L'éthologie des fourmis et le système des prix

J'ai appris, au cours d'un débat très enrichissant avec une lectrice enthousiaste et néanmoins critique de mon livre, l'existence d'une expérience menée sur une colonie de fourmis par deux éthologistes belges, Jean-Louis Deneubourg et Claire Detrain. Cette expérience avait montré que les fourmis avaient une manière bien peu efficace d'exploiter les ressources.

En effet, en plaçant de réserves de nourriture semblables à la même distance d'une colonie, assez rapidement une des deux sources était abandonnée et seule l'autre exploitée, et cela quoi que son exploitation fût de moins en moins rentable, jusqu'à son tarissement complet. Ce n'est qu'alors que les fourmis pouvaient se retourner vers la première, si entretemps elles n'en avaient point perdu le chemin.

Les lecteurs qui s'intéressent un peu à la vie des bêtes savent sans doute que si les fourmis se déplacent souvent en file indienne et paraissent égarées lorsqu'elles sortent du rang, c'est parce qu'elles laissent derrière elles une trace de phéromones qui marque le chemin. Plus le chemin est fréquenté, plus la trace est puissante et plus les fourmis sont enclines à la suivre.

C'est ce qui se passait dans le cas des deux sources de nourriture : la répartition aléatoire des fourmis sur les deux chemins n'étant pas parfaitement égale, rapidement l'un des deux chemins est plus attirant et, par un processus cumulatif, devient le seul fréquenté tandis que l'autre est abandonné, et la trace s'efface. Pour recréer ce chemin, les fourmis devront prospecter, retrouver l'endroit et entamer une fréquentation assidûe du chemin pour le marquer correctement, c'est-à-dire reproduire un travail déjà fait une première fois, mais non exploité et perdu.

Pour mon interlocutrice, ce cas de la fourmilière montrait que sans une direction centrale, supérieure, la masse des individus ne prenait pas nécessairement les décisions les plus efficaces et pouvaient être conduits à une mauvaise exploitation des ressources que leur aurait évité une autorité centrale. Il me semble bien au contraire que la fourmilière est l'excellente représentation d'un système socialiste. Non parce qu'il y aurait une direction centrale, une distribution fixe des rôles de guerrier et d'ouvrier qui fait songer aux choix qu'une Administration prendrait pour placer des individus déshumanisés ici ou là comme des pions. Non, la fourmilière et ses erreurs de gestions représente un régime socialiste pour une raison beaucoup plus profonde : elle ne connaît pas le système des prix.

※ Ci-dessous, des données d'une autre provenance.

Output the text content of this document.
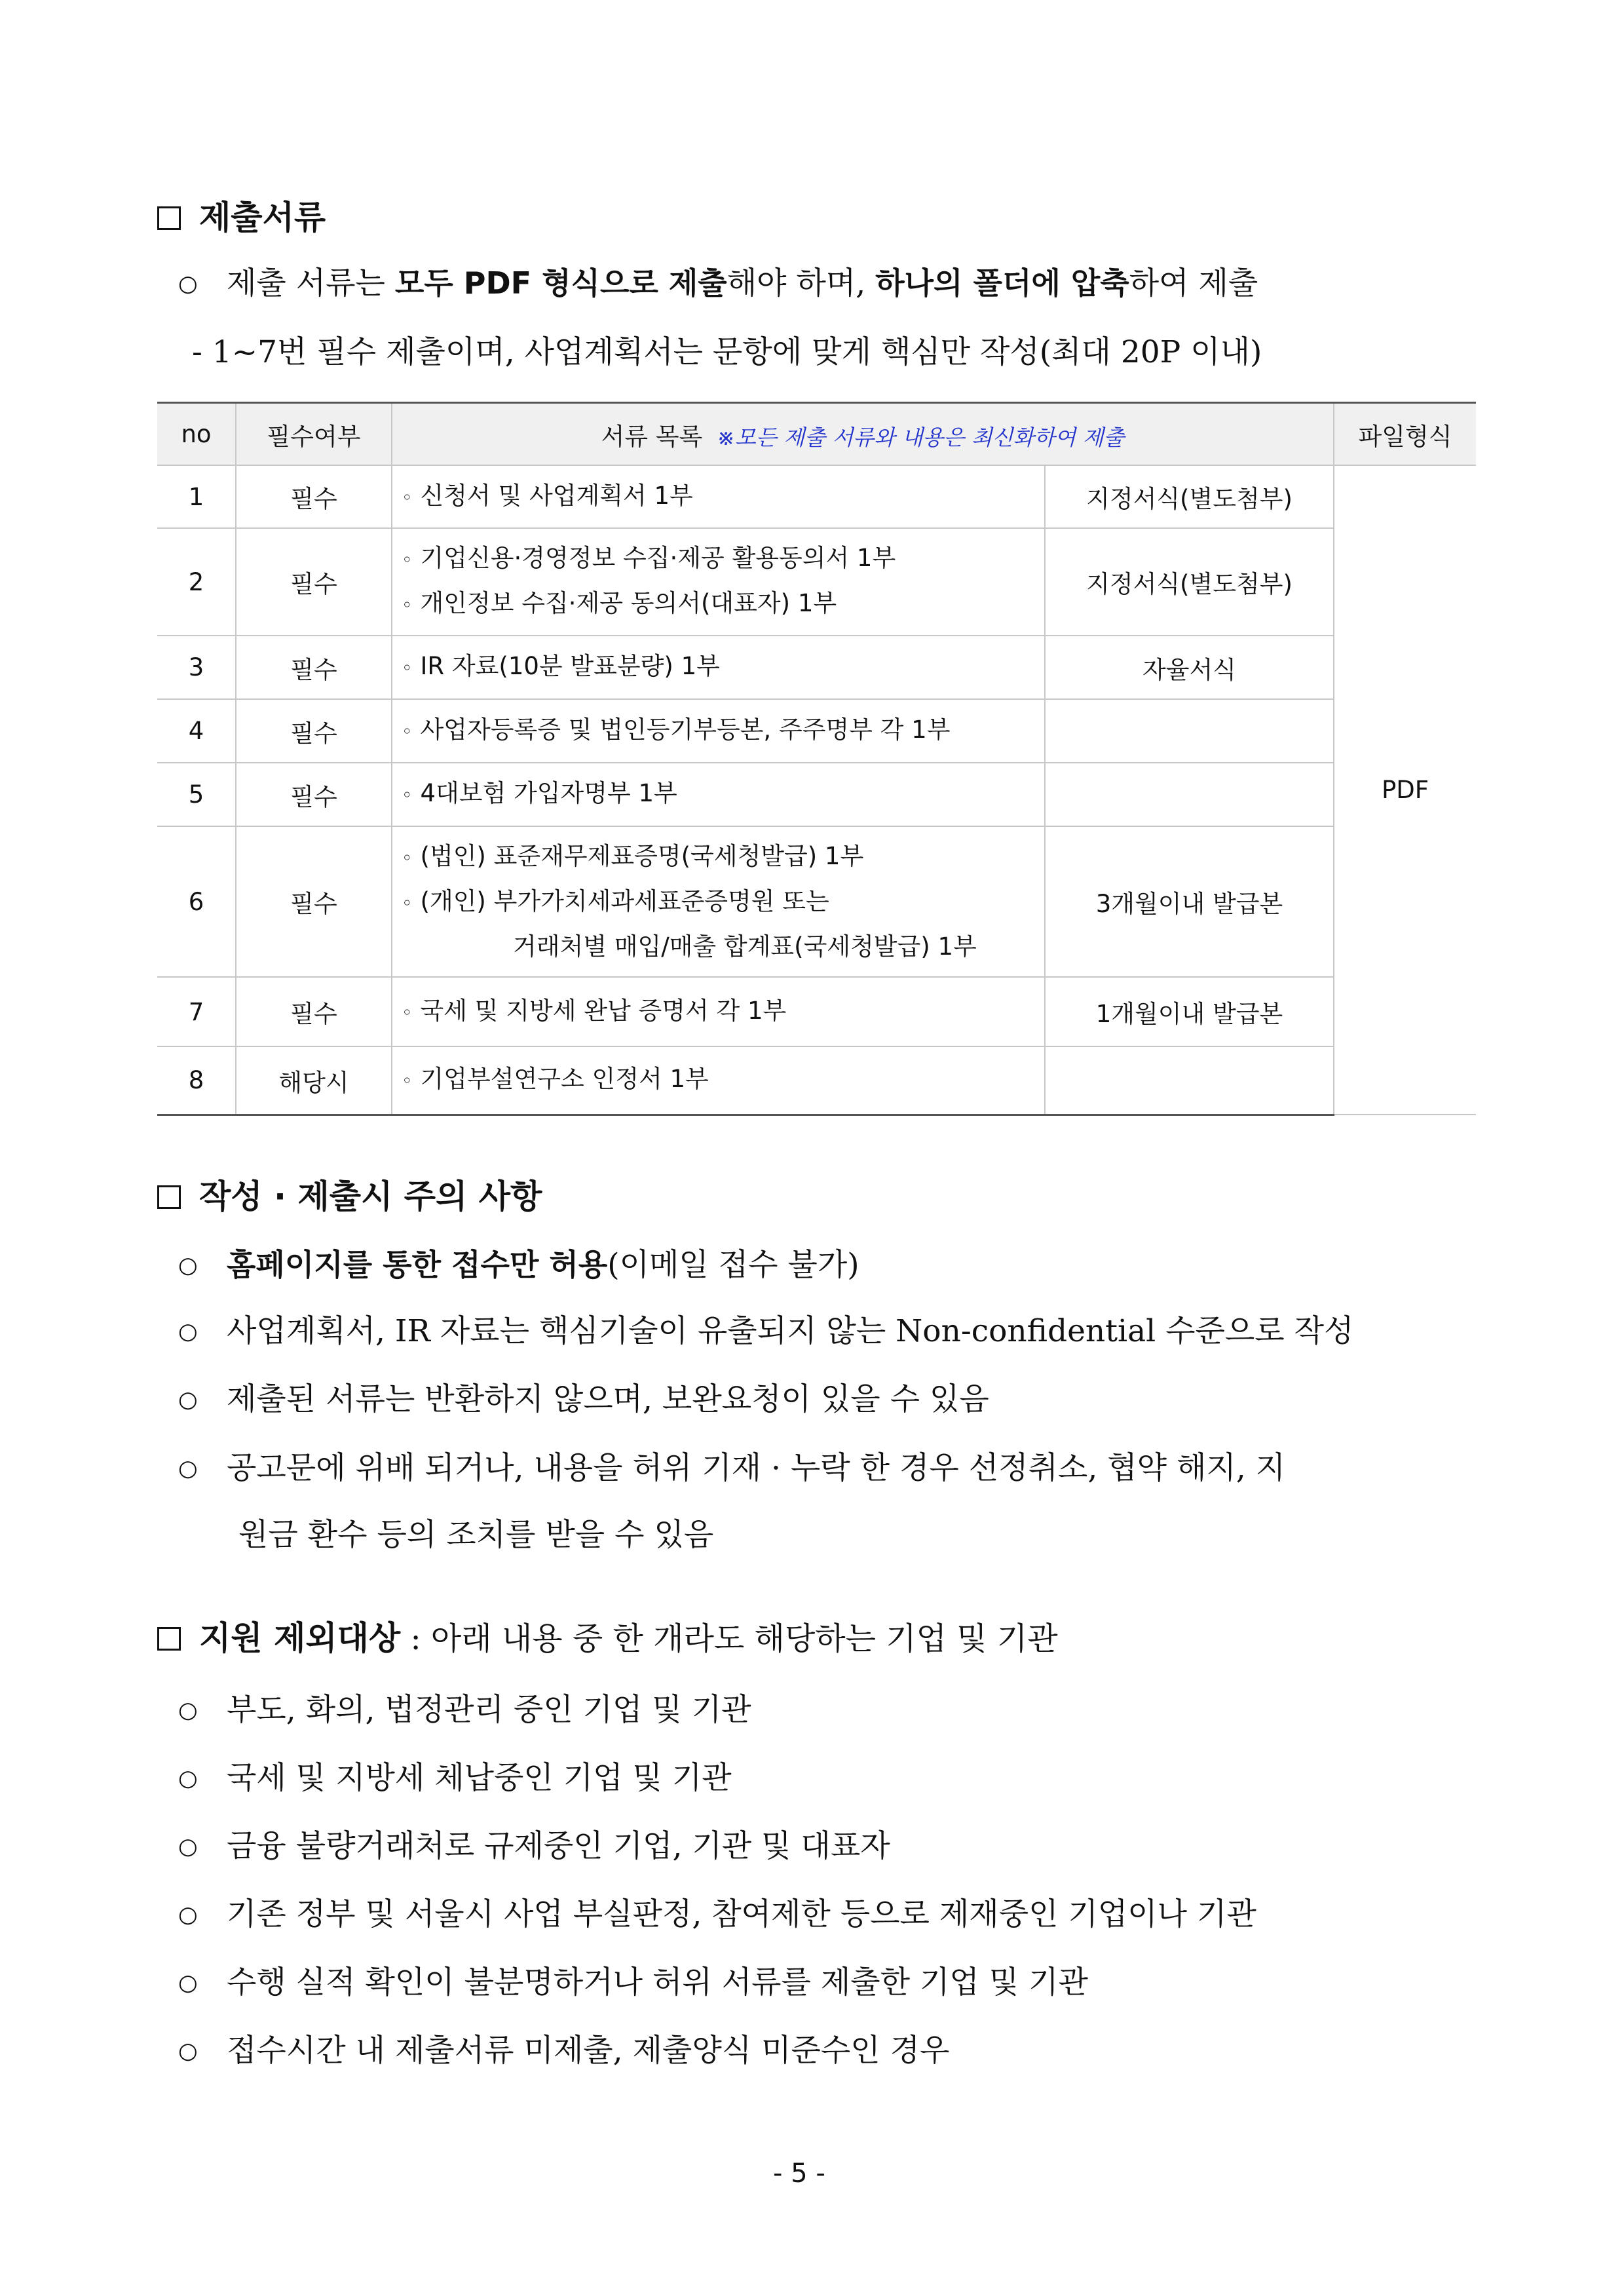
제출서류
○ 제출 서류는 모두 PDF 형식으로 제출해야 하며, 하나의 폴더에 압축하여 제출
- 1~7번 필수 제출이며, 사업계획서는 문항에 맞게 핵심만 작성(최대 20P 이내)
no	필수여부	서류 목록 ※모든 제출 서류와 내용은 최신화하여 제출		파일형식
1	필수	◦ 신청서 및 사업계획서 1부	지정서식(별도첨부)	PDF
2	필수	◦ 기업신용·경영정보 수집·제공 활용동의서 1부
◦ 개인정보 수집·제공 동의서(대표자) 1부	지정서식(별도첨부)	
3	필수	◦ IR 자료(10분 발표분량) 1부	자율서식	
4	필수	◦ 사업자등록증 및 법인등기부등본, 주주명부 각 1부		
5	필수	◦ 4대보험 가입자명부 1부		
6	필수	◦ (법인) 표준재무제표증명(국세청발급) 1부
◦ (개인) 부가가치세과세표준증명원 또는
거래처별 매입/매출 합계표(국세청발급) 1부	3개월이내 발급본	
7	필수	◦ 국세 및 지방세 완납 증명서 각 1부	1개월이내 발급본	
8	해당시	◦ 기업부설연구소 인정서 1부		
작성 · 제출시 주의 사항
○ 홈페이지를 통한 접수만 허용(이메일 접수 불가)
○ 사업계획서, IR 자료는 핵심기술이 유출되지 않는 Non-confidential 수준으로 작성
○ 제출된 서류는 반환하지 않으며, 보완요청이 있을 수 있음
○ 공고문에 위배 되거나, 내용을 허위 기재 · 누락 한 경우 선정취소, 협약 해지, 지
원금 환수 등의 조치를 받을 수 있음
지원 제외대상 : 아래 내용 중 한 개라도 해당하는 기업 및 기관
○ 부도, 화의, 법정관리 중인 기업 및 기관
○ 국세 및 지방세 체납중인 기업 및 기관
○ 금융 불량거래처로 규제중인 기업, 기관 및 대표자
○ 기존 정부 및 서울시 사업 부실판정, 참여제한 등으로 제재중인 기업이나 기관
○ 수행 실적 확인이 불분명하거나 허위 서류를 제출한 기업 및 기관
○ 접수시간 내 제출서류 미제출, 제출양식 미준수인 경우
- 5 -
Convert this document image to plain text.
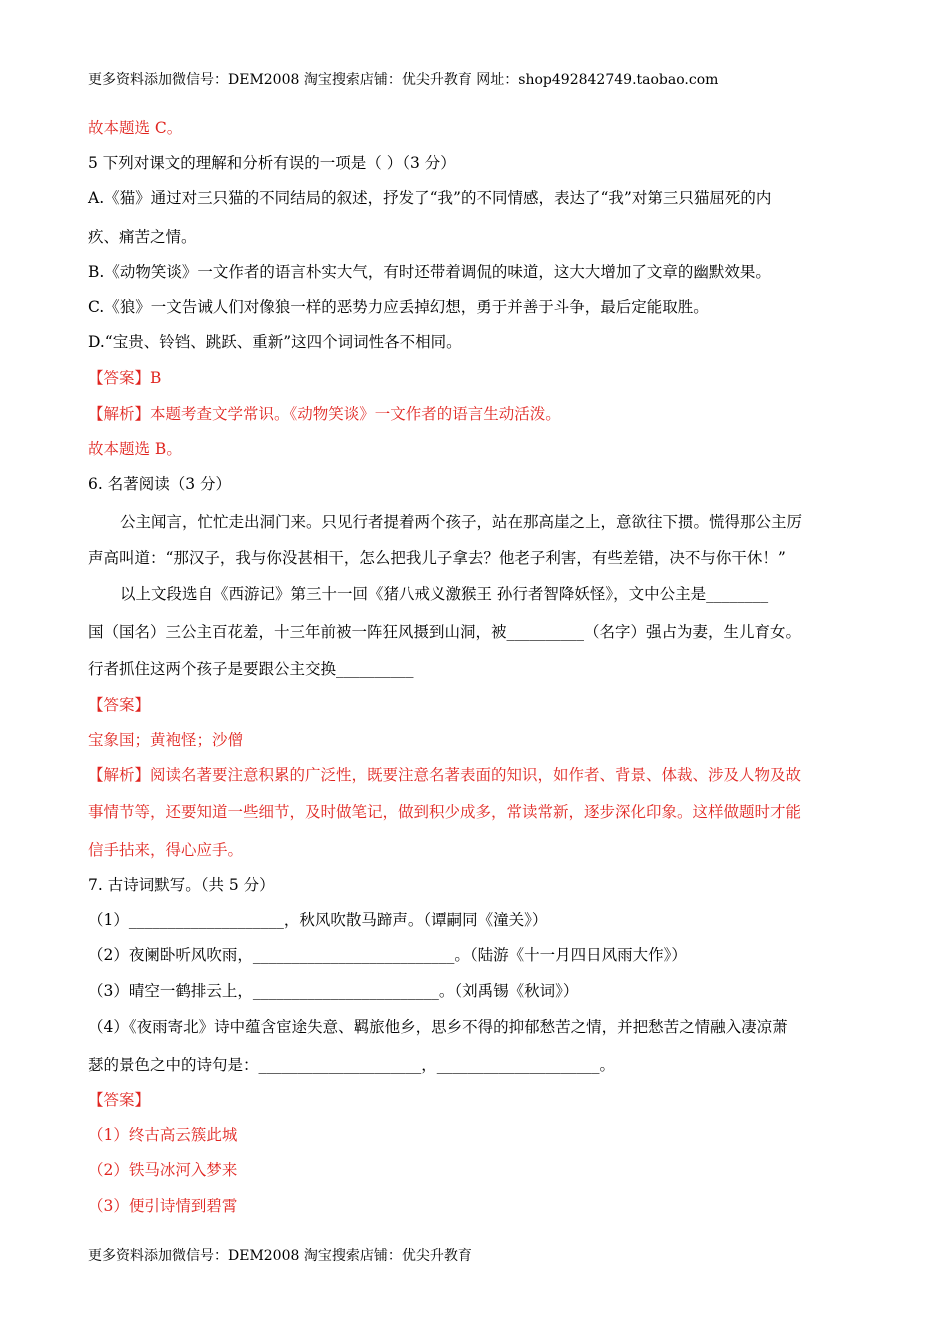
更多资料添加微信号：DEM2008 淘宝搜索店铺：优尖升教育 网址：shop492842749.taobao.com
故本题选 C。
5 下列对课文的理解和分析有误的一项是（ ）（3 分）
A.《猫》通过对三只猫的不同结局的叙述，抒发了“我”的不同情感，表达了“我”对第三只猫屈死的内
疚、痛苦之情。
B.《动物笑谈》一文作者的语言朴实大气，有时还带着调侃的味道，这大大增加了文章的幽默效果。
C.《狼》一文告诫人们对像狼一样的恶势力应丢掉幻想，勇于并善于斗争，最后定能取胜。
D.“宝贵、铃铛、跳跃、重新”这四个词词性各不相同。
【答案】B
【解析】本题考查文学常识。《动物笑谈》一文作者的语言生动活泼。
故本题选 B。
6. 名著阅读（3 分）
公主闻言，忙忙走出洞门来。只见行者提着两个孩子，站在那高崖之上，意欲往下掼。慌得那公主厉
声高叫道：“那汉子，我与你没甚相干，怎么把我儿子拿去？他老子利害，有些差错，决不与你干休！”
以上文段选自《西游记》第三十一回《猪八戒义激猴王 孙行者智降妖怪》，文中公主是________
国（国名）三公主百花羞，十三年前被一阵狂风摄到山洞，被__________（名字）强占为妻，生儿育女。
行者抓住这两个孩子是要跟公主交换__________
【答案】
宝象国；黄袍怪；沙僧
【解析】阅读名著要注意积累的广泛性，既要注意名著表面的知识，如作者、背景、体裁、涉及人物及故
事情节等，还要知道一些细节，及时做笔记，做到积少成多，常读常新，逐步深化印象。这样做题时才能
信手拈来，得心应手。
7. 古诗词默写。（共 5 分）
（1）____________________，秋风吹散马蹄声。（谭嗣同《潼关》）
（2）夜阑卧听风吹雨，__________________________。（陆游《十一月四日风雨大作》）
（3）晴空一鹤排云上，________________________。（刘禹锡《秋词》）
（4）《夜雨寄北》诗中蕴含宦途失意、羁旅他乡，思乡不得的抑郁愁苦之情，并把愁苦之情融入凄凉萧
瑟的景色之中的诗句是：_____________________，_____________________。
【答案】
（1）终古高云簇此城
（2）铁马冰河入梦来
（3）便引诗情到碧霄
更多资料添加微信号：DEM2008 淘宝搜索店铺：优尖升教育
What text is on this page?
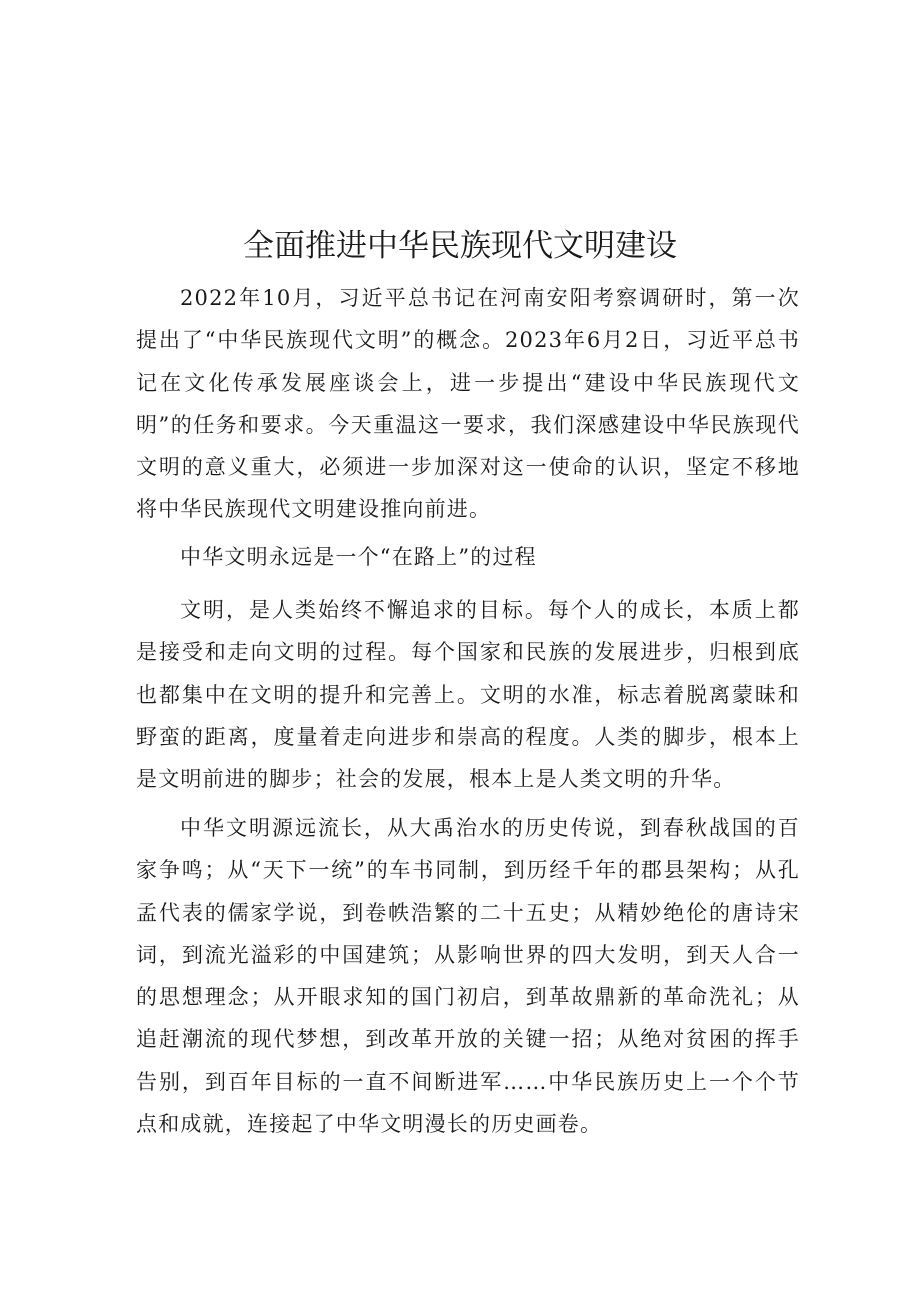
全面推进中华民族现代文明建设

2022年10月，习近平总书记在河南安阳考察调研时，第一次提出了“中华民族现代文明”的概念。2023年6月2日，习近平总书记在文化传承发展座谈会上，进一步提出“建设中华民族现代文明”的任务和要求。今天重温这一要求，我们深感建设中华民族现代文明的意义重大，必须进一步加深对这一使命的认识，坚定不移地将中华民族现代文明建设推向前进。

中华文明永远是一个“在路上”的过程

文明，是人类始终不懈追求的目标。每个人的成长，本质上都是接受和走向文明的过程。每个国家和民族的发展进步，归根到底也都集中在文明的提升和完善上。文明的水准，标志着脱离蒙昧和野蛮的距离，度量着走向进步和崇高的程度。人类的脚步，根本上是文明前进的脚步；社会的发展，根本上是人类文明的升华。

中华文明源远流长，从大禹治水的历史传说，到春秋战国的百家争鸣；从“天下一统”的车书同制，到历经千年的郡县架构；从孔孟代表的儒家学说，到卷帙浩繁的二十五史；从精妙绝伦的唐诗宋词，到流光溢彩的中国建筑；从影响世界的四大发明，到天人合一的思想理念；从开眼求知的国门初启，到革故鼎新的革命洗礼；从追赶潮流的现代梦想，到改革开放的关键一招；从绝对贫困的挥手告别，到百年目标的一直不间断进军……中华民族历史上一个个节点和成就，连接起了中华文明漫长的历史画卷。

Dans un régime socialiste les choses n'ont pas de prix, elles n'ont que des tarifs, fixés par une autorité centrale suivant des calculs savants qui ne peuvent en aucune façon remplacer efficacement la loi de l'offre et de la demande et son expression par l'apparition de prix librement débattus. Dans une fourmilière, il n'y a pas de système de prix, c'est trivial. Dans les deux cas, il y a une mauvaise exploitation des ressources et des pénuries.

Si les fourmis avaient un système des prix, le prix des denrées de la pile A augmenterait en flèche parce que toutes les fourmis y vont. Au contraire le prix des denrées de la pile B s’effondrerait. Que se passerait-il ? Un journaliste économique fourmi ferait remarquer cela, et les investisseurs fourmis se précipiteraient pour acheter du B. Logiquement, l’exploitation des deux s’équilibrerait, au lieu de se déséquilibrer, et les consommateurs fourmis auraient leurs denrées au prix d’équilibre.

Inversement, si vous prenez une économie humaine sans système des prix, ou dans laquelle le système des prix peut être limité par l’interdiction d’une activité (ce qui revient au même) vous retombez sur le travers de la fourmilière. Imaginons en France un marché, disons l’énergie. Sur ce marché, imaginons un acteur A, bien implanté, qui fournit de l’énergie nucléaire. Un acteur B trouve un autre moyen de fournir de l’énergie, du gaz. A, bien implanté, a des relais puissants dans la classe politique et les médias (subventionnés par l’Etat). Il utilise ce pouvoir politique indirect pour interdire la toute nouvelle méthode d’extraction de gaz inventée par B. Normalement cette méthode permettrait d’être plus rentable que A dans ses prix actuels, cela est observé à l’étranger, mais sur le territoire français l’interdiction légale de la pratiquer s’apparente à jeter un voile sur le système des prix, à supprimer ses effets naturels qui seraient la réorientation d’une partie des investisseurs et de la clientèle vers B. Résultat : on continuera à n’exploiter que A, pas B, même si les consommateurs et l’industrie française en patissent. Tout ça parce que plus de phéromones (influence politique) se sont accumulées autour de A, plus ancienne, que de B.  

Je trouvais intéressant d'apprendre qu'au fond, l'expérience de deux éthologistes belges prouvait qu'une fourmilière n'est pas économiquement plus efficace que n'importe quel système socialiste.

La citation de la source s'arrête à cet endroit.